Decouple yourself from adjacent teams - If you are in the midst of a complex change, chances are, teams you interface with and the systems owned by them are also in the midst of a complex change. We do not want to be put in a situation where we have to solve a constraint for each team that we collaborate with. This will only increase our complexity. Collaboration with other teams can be proxied to how systems owned by them integrate with your systems. Put on your software architecture hat and try to decouple your system from others. This way, you protect teams from each other’s complexities leaking into your boundaries.
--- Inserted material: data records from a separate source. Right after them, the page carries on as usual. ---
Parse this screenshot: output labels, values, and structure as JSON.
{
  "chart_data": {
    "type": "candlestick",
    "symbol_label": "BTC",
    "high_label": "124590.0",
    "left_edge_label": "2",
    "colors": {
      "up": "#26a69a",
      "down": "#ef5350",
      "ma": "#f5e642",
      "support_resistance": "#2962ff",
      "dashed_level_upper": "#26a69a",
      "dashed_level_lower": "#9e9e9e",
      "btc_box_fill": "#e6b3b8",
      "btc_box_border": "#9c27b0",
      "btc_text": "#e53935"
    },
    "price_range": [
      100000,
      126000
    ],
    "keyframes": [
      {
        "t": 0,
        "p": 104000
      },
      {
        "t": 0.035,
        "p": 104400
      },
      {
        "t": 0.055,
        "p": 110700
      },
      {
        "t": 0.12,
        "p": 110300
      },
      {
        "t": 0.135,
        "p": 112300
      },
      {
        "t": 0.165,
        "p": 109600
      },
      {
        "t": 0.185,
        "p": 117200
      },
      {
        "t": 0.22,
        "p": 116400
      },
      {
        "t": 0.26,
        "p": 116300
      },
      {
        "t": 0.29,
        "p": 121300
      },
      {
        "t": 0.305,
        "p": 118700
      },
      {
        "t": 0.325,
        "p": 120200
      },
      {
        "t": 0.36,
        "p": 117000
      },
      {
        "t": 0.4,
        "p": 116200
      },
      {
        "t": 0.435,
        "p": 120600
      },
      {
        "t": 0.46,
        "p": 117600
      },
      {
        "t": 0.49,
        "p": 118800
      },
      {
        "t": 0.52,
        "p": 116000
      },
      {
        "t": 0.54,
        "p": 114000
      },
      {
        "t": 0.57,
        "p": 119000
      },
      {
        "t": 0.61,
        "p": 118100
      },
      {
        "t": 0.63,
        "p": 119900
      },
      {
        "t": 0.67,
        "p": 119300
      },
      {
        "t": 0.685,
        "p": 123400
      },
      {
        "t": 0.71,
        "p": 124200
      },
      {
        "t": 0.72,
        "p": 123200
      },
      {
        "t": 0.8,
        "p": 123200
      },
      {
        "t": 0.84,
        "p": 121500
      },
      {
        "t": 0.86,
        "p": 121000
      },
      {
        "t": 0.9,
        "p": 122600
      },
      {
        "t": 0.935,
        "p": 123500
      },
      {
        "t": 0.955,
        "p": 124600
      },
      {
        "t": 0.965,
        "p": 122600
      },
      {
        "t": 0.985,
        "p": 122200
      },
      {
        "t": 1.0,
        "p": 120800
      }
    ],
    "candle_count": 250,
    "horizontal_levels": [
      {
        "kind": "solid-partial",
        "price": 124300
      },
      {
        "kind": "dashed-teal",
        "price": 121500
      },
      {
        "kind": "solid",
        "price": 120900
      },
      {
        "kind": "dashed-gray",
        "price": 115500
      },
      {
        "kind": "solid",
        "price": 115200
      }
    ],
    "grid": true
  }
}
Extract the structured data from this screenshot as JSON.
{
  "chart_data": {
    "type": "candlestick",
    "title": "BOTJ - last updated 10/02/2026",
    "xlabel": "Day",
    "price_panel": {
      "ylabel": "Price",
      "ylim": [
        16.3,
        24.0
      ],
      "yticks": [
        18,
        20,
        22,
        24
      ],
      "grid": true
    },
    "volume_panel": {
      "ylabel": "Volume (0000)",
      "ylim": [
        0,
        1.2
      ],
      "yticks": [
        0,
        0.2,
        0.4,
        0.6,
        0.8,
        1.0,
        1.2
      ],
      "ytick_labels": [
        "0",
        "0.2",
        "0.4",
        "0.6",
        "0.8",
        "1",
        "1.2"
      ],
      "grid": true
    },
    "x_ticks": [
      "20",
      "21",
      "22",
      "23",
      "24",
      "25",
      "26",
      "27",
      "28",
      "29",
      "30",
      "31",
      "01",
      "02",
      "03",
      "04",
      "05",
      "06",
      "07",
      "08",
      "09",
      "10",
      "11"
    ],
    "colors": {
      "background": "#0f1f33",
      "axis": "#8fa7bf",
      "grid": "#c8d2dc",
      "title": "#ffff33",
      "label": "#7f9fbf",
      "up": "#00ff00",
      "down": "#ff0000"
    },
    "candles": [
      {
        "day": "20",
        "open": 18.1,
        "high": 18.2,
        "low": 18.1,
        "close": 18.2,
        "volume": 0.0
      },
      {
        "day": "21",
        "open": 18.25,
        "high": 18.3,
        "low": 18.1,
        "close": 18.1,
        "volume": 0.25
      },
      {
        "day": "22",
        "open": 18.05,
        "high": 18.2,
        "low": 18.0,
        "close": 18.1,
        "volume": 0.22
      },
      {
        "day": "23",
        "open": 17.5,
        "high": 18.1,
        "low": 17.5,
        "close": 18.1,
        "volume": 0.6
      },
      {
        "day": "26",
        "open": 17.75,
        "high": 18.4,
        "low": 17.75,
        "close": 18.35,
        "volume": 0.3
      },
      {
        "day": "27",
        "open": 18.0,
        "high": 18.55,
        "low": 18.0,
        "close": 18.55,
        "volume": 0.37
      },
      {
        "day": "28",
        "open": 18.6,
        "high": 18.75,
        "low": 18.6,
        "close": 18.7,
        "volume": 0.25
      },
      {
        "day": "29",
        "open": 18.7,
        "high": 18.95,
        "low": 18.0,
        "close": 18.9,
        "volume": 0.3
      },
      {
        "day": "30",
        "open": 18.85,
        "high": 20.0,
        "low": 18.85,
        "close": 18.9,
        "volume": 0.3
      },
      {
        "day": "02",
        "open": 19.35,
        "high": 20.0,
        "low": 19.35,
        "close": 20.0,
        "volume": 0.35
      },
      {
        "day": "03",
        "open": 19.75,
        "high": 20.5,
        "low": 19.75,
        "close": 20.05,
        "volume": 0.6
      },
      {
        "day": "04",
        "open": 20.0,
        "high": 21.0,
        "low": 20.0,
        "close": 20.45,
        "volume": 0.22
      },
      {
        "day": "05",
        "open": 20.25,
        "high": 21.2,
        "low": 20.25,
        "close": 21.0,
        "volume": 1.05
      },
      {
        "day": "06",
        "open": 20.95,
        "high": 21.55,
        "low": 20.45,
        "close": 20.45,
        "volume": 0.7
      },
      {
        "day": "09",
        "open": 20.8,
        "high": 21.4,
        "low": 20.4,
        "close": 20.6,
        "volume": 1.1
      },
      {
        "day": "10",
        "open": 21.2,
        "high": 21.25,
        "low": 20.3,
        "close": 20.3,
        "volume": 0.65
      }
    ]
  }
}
Celebrate Small Wins & Milestones - You can spend two quarters (sometimes more) making steady progress but have zero users to show for it. Motivated engineers want to put stuff they’ve built into users hands. If this hasn’t happened for a long time, it is easy to get demotivated and lose sight of the why. Celebrating small wins & milestones helps the team by creating a sense of progress and ensuring that everyone still has their eyes on the prize.
Document - As you start executing the change and start moving towards where you want to be, there will be plenty of people who will be interested in what you are up to and why you are doing what you are doing. This can be other managers, business people who have a bone to pick with the change you are driving, staff engineers interested in technical alignment, product or design folks from your team or adjacent teams. Each of them will have a perspective that will likely help the team achieve its goal. It becomes super important that you capture your thoughts in a structured document that caters to different types of audiences. I have found that C4 architectural diagrams, Architecture Decision Records & an Engineering strategy document have worked out reasonably well.
Conclusion
The above listed guiding principles are exactly that. My opinion is that they are necessary but not sufficient for carrying out successful engineering discovery. How has your experience been navigating the phase of engineering discovery for your org? I’d love to hear your thoughts on this topic. Thank you for reading this far. I appreciate you.